RESILIATION DU BAIL COMMERCIAL ET RESOLUTION DU PLAN DE REDRESSEMENT :LA COUR DE CASSATION PRECISE LES LIMITES

Avocats et bailleurs discutant d’un bail commercial en contexte de procédure collective.

Cass. com., 12 juin 2025, n° 23-22.076 F-B, Sté Pasaryne ès qual. c/ Sté Kabrousse

La résiliation d’un bail commercial dans le cadre d’une procédure collective reste une opération juridiquement encadrée et soumise à des conditions strictes. L’arrêt rendu par la chambre commerciale de la Cour de cassation le 12 juin 2025 apporte une précision importante en cas de liquidation judiciaire consécutive à la résolution du plan de redressement du locataire. Cette décision confirme que l’ouverture d’une nouvelle procédure collective empêche la résiliation du bail pour des loyers échus après l’ouverture du redressement judiciaire, sauf exception.

CONTEXTE ET FAITS DE L’ESPECE

À la suite de l’ouverture d’un redressement judiciaire, un bailleur commercial avait demandé, devant le juge-commissaire, la résiliation du bail pour non-paiement de loyers échus postérieurement au jugement d’ouverture. Cette demande fut accueillie. Toutefois, en cours d’instance d’appel, le plan de redressement du locataire fut résolu, entraînant l’ouverture d’une liquidation judiciaire.
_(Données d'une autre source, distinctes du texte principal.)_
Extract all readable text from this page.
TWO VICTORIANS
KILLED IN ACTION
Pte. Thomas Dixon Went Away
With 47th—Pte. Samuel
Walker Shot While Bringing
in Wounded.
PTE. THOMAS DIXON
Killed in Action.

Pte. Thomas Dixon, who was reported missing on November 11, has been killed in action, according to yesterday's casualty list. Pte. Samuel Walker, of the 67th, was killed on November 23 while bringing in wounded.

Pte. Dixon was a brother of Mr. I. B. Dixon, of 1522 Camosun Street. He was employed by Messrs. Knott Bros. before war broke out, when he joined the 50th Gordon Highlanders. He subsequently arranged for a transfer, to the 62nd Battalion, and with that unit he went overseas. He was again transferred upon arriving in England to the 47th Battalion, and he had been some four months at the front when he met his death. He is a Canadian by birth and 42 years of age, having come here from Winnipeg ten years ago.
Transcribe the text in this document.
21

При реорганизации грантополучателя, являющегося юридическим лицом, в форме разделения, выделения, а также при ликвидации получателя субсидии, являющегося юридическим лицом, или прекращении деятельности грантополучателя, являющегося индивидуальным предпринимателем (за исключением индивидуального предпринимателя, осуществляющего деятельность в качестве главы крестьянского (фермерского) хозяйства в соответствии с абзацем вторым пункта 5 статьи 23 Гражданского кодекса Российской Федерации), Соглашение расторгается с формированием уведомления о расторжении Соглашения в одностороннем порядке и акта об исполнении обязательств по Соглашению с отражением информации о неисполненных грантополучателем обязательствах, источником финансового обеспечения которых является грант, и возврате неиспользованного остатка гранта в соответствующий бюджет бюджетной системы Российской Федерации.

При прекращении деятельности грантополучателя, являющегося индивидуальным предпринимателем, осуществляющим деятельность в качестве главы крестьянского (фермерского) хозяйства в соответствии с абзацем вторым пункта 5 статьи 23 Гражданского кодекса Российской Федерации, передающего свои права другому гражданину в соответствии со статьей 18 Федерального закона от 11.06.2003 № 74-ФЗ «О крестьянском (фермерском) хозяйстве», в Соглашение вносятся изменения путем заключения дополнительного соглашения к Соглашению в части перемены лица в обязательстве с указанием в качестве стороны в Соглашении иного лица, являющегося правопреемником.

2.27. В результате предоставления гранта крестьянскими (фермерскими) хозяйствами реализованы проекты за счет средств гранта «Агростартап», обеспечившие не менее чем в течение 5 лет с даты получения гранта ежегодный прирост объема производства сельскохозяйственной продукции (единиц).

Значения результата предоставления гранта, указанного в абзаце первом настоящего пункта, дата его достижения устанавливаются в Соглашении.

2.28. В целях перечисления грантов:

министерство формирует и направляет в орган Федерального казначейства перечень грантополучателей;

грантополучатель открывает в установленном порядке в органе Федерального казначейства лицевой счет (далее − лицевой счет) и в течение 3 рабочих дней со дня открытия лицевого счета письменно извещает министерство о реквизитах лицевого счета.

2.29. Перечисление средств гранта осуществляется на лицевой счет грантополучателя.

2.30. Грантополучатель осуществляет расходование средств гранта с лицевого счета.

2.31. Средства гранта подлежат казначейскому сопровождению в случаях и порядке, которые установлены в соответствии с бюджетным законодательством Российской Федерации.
La cour d’appel confirma la résiliation du bail. La Cour de cassation a toutefois cassé cette décision.

ANALYSE JURIDIQUE

La Haute juridiction rappelle un principe désormais bien établi : la liquidation judiciaire ouverte concomitamment à la résolution d’un plan de redressement constitue une nouvelle procédure collective, et non la continuation de la précédente.

Conformément à l’article L. 641-12, 3° du Code de commerce, le bailleur peut demander la résiliation du bail pour défaut de paiement des loyers échus après l’ouverture de la procédure collective, mais uniquement après un délai de trois mois. Toutefois, lorsqu’une liquidation judiciaire est ouverte à la suite de la résolution du plan, cette résiliation ne peut être poursuivie que si une décision constatant ou prononçant la résiliation a acquis force de chose jugée avant le jugement d’ouverture de la nouvelle procédure.

En l’espèce, bien qu’une décision assortie de l’exécution provisoire ait constaté la résiliation du bail, cette décision faisait encore l’objet d’un appel à la date d’ouverture de la liquidation judiciaire : elle n’avait donc pas acquis l’autorité de la chose jugée. Le bailleur ne pouvait s’en prévaloir.

PORTEE DE L’ARRET ET CONSEQUENCES PRATIQUES

Cette décision confirme la distinction opérée par la Cour entre deux types de successions procédurales :

  • La conversion d’une procédure (sauvegarde → redressement ou redressement → liquidation) constitue un prolongement de la procédure initiale. Le point de départ du délai pour agir reste alors la date du jugement d’ouverture de la première procédure.
  • La résolution d’un plan et l’ouverture d’une nouvelle procédure (redressement suivi d’une liquidation) constitue une nouvelle procédure, déclenchant de nouveaux délais pour les actions du bailleur.

Dès lors, les loyers échus durant l’exécution du plan de redressement doivent être traités comme des créances antérieures à la liquidation judiciaire. Le bailleur, sauf décision définitive de résiliation antérieure à l’ouverture de la liquidation, perd ainsi la possibilité d’obtenir la résiliation du bail pour ces loyers.